UNITED STATES

SECURITIES AND EXCHANGE COMMISSION

Washington, D.C. 20549

 

 

FORM 8-K

 

 

CURRENT REPORT

PURSUANT TO SECTION 13 OR 15(d) OF THE

SECURITIES EXCHANGE ACT OF 1934

Date of Report (Date of earliest event reported): May 30, 2013

 

 

O’DONNELL STRATEGIC INDUSTRIAL REIT, INC.

(Exact Name of Registrant as Specified in Its Charter)

 

 

 

Maryland   333-170173   27-3648243

(State or other jurisdiction of incorporation

or organization)

  (Commission File Number)  

(I.R.S. Employer

Identification No.)

3 San Joaquin Plaza, Suite 160

New Port Beach, California 92660

(Address of principal executive offices)

(949) 718-9898

(Registrant’s telephone number, including area code)

N/A

(Former name or former address, if changed since last report)

 

 

Check the appropriate box below if the Form 8-K filing is intended to simultaneously satisfy the filing obligation of the registrant under any of the following provisions:

¨ Written communications pursuant to Rule 425 under the Securities Act (17 CFR 230.425)
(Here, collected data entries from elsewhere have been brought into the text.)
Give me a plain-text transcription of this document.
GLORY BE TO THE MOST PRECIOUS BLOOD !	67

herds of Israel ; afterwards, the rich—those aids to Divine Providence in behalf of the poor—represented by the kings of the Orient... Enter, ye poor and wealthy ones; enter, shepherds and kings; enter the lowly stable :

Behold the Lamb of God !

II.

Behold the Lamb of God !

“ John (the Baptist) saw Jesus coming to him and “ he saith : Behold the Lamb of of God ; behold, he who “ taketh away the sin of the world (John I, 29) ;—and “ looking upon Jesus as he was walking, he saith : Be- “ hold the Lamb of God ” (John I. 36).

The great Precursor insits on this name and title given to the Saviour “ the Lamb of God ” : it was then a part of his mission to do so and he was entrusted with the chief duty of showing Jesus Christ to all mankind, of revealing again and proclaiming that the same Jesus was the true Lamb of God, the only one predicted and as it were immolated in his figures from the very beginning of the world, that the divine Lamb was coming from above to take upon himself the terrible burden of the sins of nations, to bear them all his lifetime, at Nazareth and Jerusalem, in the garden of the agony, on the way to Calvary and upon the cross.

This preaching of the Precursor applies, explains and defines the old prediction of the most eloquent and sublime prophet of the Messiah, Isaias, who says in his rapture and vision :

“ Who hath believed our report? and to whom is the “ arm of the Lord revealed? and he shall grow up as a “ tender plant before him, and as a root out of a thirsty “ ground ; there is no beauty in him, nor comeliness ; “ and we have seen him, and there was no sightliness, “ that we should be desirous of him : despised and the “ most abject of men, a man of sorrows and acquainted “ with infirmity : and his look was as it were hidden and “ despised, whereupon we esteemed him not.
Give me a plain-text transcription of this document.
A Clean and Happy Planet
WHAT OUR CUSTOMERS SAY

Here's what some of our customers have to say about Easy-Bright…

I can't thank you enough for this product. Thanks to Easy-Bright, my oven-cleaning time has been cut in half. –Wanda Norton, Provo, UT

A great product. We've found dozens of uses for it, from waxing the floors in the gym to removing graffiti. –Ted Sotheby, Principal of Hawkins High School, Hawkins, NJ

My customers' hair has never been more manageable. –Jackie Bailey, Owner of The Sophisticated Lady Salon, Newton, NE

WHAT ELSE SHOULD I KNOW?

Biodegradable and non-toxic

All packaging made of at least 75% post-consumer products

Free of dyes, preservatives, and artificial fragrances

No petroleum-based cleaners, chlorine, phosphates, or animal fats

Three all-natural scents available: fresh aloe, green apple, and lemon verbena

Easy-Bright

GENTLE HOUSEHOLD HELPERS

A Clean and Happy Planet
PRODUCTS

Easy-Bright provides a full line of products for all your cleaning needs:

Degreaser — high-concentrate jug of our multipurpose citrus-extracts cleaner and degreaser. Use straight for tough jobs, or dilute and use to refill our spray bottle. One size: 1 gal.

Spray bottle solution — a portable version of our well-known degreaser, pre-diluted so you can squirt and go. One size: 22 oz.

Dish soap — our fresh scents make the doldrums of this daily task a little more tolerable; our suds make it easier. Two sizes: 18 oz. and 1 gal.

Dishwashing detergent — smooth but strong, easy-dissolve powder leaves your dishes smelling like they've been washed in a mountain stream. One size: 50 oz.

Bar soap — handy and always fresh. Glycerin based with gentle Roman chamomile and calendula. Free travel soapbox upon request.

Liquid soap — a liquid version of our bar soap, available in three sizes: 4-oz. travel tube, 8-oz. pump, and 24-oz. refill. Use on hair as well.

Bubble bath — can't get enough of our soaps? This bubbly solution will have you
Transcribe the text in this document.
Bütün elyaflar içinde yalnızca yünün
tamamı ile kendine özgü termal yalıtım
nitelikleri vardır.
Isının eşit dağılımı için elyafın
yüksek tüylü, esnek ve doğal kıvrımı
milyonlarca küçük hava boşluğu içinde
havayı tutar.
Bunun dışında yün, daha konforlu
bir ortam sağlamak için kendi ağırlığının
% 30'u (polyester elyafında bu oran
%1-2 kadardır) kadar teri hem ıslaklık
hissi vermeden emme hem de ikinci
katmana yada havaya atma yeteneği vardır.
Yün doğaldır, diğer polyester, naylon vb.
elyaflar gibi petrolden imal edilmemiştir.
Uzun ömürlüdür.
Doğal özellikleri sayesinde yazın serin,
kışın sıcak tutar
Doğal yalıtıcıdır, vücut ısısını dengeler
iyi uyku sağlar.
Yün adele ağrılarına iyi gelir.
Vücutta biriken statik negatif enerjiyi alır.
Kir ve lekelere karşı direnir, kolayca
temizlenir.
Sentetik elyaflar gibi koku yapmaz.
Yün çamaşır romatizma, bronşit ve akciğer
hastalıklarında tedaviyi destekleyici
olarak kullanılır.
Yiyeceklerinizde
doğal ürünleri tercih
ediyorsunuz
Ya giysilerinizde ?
¨ Soliciting material pursuant to Rule 14a-12 under the Exchange Act (17 CFR 240.14a-12)

¨ Pre-commencement communications pursuant to Rule 14d-2(b) under the Exchange Act (17 CFR 240.14d-2(b))

¨ Pre-commencement communications pursuant to Rule 13e-4(c) under the Exchange Act (17 CFR 240.13e-4(c))

 

 

 


Item 5.02 Departure of Directors or Certain Officers, Election of Directors, Appointment of Certain Officers, Compensatory Arrangements of Certain Officers.

(b) Christopher S. Cameron resigned from his position as Chief Financial Officer, Treasurer and Secretary of O’Donnell Strategic Industrial REIT, Inc. (the “Company”) effective as of May 31, 2013.

(c) On May 30, 2013, the board of directors of the Company appointed Douglas D. O’Donnell as Chief Financial Officer, Treasurer and Secretary of the Company.

The information regarding Mr. O’Donnell that is required by Item 401(b), (d) and (e) of Regulation S-K was disclosed in the Company’s proxy statement filed with the Securities and Exchange Commission on April 29, 2013, and is incorporated herein by reference.

The information regarding transactions or proposed transactions between the Company and Mr. O’Donnell that is required by Item 404(a) of Regulation S-K was disclosed in the Company’s proxy statement filed with the Securities and Exchange Commission on April 29, 2013, and is incorporated herein by reference.

There are no arrangements or understandings between Mr. O’Donnell and any other persons pursuant to which Mr. O’Donnell was appointed as Chief Financial Officer of the Company.

 

Item 5.07 Submission of Matters to a Vote of Security Holders

The Company held its 2013 Annual Meeting of Stockholders on May 30, 2013. All nominees standing for election as directors were elected to serve until the 2014 Annual Meeting of Stockholders and until their successors are duly elected and qualify.

The voting results for each of the seven persons nominated were as follows:

 

Nominee

  Votes For   Votes Withheld

Douglas D. O’Donnell

  237,742   0

John D. O’Donnell

  237,742   0

Arthur J. Hill

  237,742   0

John R. Houten

  237,742   0

Aria Mehrabi

  237,742   0

Gary Pickett

  237,742   0

John L. Privett

  237,742   0

No broker non-votes were cast in the election of directors.

The Company also held a vote to amend the Company’s charter. The voting results in favor of amending the charter were as follows:

Amending the Charter received 237,742 votes for and no votes withheld.

No other proposals were submitted to a vote of the Company’s stockholders at the 2013 Annual Meeting of Stockholders.


Item 8.01 Other Events.

The Company filed a Registration Statement on Form S-11 (Commission File No. 333-170173) (the “Registration Statement”) which was declared effective by the Securities and Exchange Commission on August 15, 2011, pursuant to which the Registrant registered 110,526,316 shares of common stock.

The Company terminated the offering of the shares covered by the Registration Statement effective as of the close of business on May 30, 2013 and deregistered the remaining 110,286,203 shares which were previously registered under the Registration Statement and remained unsold as of the close of business May 30, 2013.


SIGNATURE

Pursuant to the requirements of the Securities Exchange Act of 1934, the registrant has duly caused this report to be signed on its behalf by the undersigned hereunto duly authorized.

 

    O’Donnell Strategic Industrial REIT, Inc.